Recession fear sends oil plummeting

Crude oil prices fell on Thursday following the terrorist bombings in London

Crude oil prices fell on Thursday following the terrorist bombings in London, according to Bloomberg news service. After reaching a record $62.10 a barrel in New York, oil prices dropped as much as $4.08. It was the biggest price swing in 14 years.

“My initial reaction was like everyone else’s in which we typically view a terrorist attack as something that would move prices higher because it adds to fears,” Doug MacIntyre, senior oil market analyst for the U.S. Energy Information Administration told Fleet Owner. “However, the market interpreted [the attack] instead as more akin to the aftermath of 9/11, that is, it would drive economies down and oil demand lower. Following 9/11 we saw a dramatic drop in economic activity, which pushed down crude oil prices.”

West Texas Intermediate crude oil prices on Nov. 15, 2001 closed at $17.50 per barrel, marking a 37% drop from the Sept. 11 closing price of $27.65.

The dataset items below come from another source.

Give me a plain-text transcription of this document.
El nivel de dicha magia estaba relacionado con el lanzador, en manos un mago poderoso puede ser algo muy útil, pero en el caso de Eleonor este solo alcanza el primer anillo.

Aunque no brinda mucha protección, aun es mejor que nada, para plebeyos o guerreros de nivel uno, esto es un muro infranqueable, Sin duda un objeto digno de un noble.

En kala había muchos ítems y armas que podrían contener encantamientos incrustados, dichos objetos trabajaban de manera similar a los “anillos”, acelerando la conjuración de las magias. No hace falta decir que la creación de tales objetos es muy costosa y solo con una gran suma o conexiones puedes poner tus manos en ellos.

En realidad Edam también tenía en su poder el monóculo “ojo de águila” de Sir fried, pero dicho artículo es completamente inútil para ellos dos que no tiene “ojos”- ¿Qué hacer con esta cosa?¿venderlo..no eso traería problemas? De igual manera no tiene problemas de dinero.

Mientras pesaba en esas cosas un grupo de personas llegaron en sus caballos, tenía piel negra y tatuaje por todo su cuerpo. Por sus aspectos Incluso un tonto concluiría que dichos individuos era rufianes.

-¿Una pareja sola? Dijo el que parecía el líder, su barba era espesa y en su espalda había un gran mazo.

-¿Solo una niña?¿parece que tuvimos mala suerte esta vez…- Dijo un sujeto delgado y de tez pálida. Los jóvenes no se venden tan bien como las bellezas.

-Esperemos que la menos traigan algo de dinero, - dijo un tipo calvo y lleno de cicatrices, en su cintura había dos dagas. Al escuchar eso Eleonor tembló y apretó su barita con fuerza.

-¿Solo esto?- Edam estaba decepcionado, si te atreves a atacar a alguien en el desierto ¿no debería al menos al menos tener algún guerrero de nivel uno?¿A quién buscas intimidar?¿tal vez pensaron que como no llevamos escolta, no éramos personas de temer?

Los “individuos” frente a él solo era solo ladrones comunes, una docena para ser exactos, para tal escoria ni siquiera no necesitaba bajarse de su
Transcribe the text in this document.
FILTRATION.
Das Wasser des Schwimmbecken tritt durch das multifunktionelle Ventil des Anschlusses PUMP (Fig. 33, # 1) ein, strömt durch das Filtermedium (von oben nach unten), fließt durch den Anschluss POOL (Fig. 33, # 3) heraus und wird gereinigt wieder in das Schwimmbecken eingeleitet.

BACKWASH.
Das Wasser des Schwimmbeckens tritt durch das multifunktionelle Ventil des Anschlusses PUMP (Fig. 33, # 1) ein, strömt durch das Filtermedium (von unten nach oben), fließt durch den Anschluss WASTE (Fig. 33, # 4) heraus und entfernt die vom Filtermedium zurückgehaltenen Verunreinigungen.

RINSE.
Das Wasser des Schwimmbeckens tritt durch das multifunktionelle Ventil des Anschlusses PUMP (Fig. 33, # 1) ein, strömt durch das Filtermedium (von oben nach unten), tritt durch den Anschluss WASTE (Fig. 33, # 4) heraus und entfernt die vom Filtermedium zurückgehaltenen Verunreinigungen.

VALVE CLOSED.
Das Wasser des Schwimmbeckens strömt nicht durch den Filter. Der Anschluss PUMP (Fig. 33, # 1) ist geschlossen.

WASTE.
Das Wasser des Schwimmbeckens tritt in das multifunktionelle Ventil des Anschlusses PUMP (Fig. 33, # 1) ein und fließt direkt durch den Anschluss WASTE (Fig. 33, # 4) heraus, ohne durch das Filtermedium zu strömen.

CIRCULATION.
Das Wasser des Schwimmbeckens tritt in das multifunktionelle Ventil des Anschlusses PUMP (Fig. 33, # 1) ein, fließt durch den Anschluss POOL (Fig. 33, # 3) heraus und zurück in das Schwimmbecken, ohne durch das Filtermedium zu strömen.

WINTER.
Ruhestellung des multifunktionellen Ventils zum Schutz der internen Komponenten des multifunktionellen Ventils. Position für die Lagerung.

“England is one of the top consuming countries and any attack on a major consuming country may solicit the same type of reaction,” said MacIntyre. “And again the question this brings up is how might this impact people traveling to Europe. But it took only hours to see the market reaction as an overreaction. Prices actually went above the Wednesday close yesterday before settling slightly below Wednesday closing prices. The initial reaction was that demand is in for another post-9/11 recession and then the market quickly discounted that.”

Thursday’s oil prices reached their peak at about 5 a.m. New York time amid concern that Hurricane Dennis will reach the Gulf of Mexico and disrupt production as Hurricane Ivan did last September. A report showing rising U.S. supplies of distillate fuels, a category that includes heating oil and diesel, also helped to push prices lower.

Crude oil for August delivery fell 55 cents, or 0.9 percent, to close Thursday at $60.73 a barrel on the New York Mercantile Exchange. Oil is up 55 percent over all from a year ago, however.